A University of Minnesota professor has developed an online tool that allows her peers a chance to check their syllabi to see if the authors of assigned readings are balanced by gender and race.
Professors can upload their syllabi to the Gender Balance Assessment Tool website to receive an approximate percentage of authors who are women, as well as an approximate breakdown of authors’ races, such as Asian, Black, Hispanic and white.
“Women are cited less often than men, and are also underrepresented in syllabi. Yet even well-meaning scholars may find that they have difficulty assessing how gender-balanced their bibliographies and syllabi really are,” the website states. “Counting is tedious and prone to human error, and scholars may not know the gender identities of all the authors they cite. This tool aims to help with that, by automating the process of evaluating the (probabilistic) gender of each name and then providing an estimate of what percentage of the authors on a syllabus are women.”
Its creator, Jane Sumner, is an assistant professor of political science at the University of Minnesota.
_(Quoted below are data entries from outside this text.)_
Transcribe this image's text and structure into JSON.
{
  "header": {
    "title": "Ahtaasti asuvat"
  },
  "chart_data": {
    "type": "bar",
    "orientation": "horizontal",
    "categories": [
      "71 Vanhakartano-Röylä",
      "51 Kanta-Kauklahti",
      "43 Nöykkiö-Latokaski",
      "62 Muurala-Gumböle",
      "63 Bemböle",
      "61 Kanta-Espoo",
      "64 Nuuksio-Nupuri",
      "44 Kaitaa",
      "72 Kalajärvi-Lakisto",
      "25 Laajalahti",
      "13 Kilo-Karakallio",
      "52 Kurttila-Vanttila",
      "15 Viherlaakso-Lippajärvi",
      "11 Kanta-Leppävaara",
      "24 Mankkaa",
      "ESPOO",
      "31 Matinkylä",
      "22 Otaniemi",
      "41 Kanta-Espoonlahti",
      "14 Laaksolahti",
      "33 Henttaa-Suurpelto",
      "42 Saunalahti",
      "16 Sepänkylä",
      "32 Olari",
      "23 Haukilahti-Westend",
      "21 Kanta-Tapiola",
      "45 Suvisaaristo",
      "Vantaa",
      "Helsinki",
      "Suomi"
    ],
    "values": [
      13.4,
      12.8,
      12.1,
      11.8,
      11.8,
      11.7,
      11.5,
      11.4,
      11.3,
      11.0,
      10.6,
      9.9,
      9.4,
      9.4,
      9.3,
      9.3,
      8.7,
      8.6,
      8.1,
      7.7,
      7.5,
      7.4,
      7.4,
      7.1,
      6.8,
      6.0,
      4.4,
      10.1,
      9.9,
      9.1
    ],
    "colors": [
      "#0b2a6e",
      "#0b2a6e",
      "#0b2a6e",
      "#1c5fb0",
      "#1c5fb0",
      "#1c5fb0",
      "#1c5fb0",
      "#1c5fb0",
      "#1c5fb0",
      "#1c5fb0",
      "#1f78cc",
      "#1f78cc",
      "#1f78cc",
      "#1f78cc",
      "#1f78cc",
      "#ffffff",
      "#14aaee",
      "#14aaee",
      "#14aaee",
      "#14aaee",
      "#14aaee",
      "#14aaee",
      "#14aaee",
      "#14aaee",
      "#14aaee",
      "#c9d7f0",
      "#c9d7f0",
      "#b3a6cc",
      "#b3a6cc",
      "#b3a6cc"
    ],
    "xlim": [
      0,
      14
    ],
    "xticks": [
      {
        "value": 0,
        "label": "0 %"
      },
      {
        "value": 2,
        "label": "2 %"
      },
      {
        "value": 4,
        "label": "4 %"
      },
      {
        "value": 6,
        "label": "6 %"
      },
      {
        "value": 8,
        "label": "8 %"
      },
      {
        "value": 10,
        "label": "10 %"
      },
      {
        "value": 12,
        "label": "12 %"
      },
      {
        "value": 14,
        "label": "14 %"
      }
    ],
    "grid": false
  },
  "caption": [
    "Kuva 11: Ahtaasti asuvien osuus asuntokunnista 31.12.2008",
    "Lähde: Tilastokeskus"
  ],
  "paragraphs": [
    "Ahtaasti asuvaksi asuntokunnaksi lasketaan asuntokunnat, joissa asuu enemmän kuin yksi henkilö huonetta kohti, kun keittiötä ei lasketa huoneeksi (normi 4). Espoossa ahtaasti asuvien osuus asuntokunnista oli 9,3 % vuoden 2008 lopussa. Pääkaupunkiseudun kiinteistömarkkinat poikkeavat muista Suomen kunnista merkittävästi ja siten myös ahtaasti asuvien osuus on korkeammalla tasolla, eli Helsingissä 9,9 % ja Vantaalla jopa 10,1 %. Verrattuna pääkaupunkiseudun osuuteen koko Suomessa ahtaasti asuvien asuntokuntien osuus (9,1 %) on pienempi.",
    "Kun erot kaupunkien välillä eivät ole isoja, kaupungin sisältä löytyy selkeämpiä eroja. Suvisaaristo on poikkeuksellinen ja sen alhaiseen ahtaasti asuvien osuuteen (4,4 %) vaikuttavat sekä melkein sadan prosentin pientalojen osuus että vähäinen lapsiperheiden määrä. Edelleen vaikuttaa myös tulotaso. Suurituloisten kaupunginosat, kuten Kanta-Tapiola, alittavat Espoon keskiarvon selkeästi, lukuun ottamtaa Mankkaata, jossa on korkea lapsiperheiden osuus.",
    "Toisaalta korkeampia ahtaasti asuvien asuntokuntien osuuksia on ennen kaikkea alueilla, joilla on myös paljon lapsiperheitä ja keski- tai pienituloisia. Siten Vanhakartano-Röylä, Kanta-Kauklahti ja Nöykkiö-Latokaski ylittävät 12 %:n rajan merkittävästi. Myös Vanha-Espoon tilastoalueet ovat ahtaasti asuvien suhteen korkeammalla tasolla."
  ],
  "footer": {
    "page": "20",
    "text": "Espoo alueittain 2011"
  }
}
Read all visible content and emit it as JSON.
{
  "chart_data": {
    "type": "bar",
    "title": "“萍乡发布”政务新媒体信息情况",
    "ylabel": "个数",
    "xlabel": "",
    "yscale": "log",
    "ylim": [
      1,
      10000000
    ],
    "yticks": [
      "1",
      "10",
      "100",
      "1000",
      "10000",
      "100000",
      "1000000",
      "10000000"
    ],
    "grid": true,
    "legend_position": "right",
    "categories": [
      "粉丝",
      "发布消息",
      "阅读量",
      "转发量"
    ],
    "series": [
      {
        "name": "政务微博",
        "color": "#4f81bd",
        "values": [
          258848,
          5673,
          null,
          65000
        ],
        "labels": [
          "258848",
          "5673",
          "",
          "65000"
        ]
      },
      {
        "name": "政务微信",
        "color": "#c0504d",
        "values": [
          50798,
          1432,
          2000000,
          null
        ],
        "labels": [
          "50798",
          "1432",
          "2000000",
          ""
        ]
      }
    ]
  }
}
She said she created the tool because she noticed too often in academia that syllabi are not diverse enough regarding the gender and race of authors of listed readings and she hopes professors will use her website to help diversify their syllabi.
“The basic idea is that a lot of people were interested in the idea of having syllabuses that were more diverse in terms of who the authors were,” Sumner told the Minnesota Daily.
Neither Sumner nor the University of Minnesota responded to The College Fix’s requests for comment.
Sumner told the Daily she began to think about the diversity of authors in graduate school when she noticed that white males authored most of the material in her classes.
The Gender Balance Assessment Tool does not actually know the gender nor race of authors when syllabi are uploaded by professors, rather it simply assumes one’s gender and race based on their name only, according to the website. It adds that it does not work well with those who identify as non-binary.
“Because this algorithm works by assigning a probability distribution to binary genders based on names, this tool does not function well to accommodate non-binary gender identities,” the site states.
The racial prediction side of the tool also makes educated guesses, and it encourages the user to exercise caution with the percentages it gives. This is because they can be largely inaccurate as the site does not actually know the author, and uses a racial prediction based on surnames.
“Resultant prediction are the average of the racial predictions for all surnames that can be predicted. I encourage caution in interpreting the racial balance numbers, as these are both less accurate and less precise than the gender balance estimates,” the website states.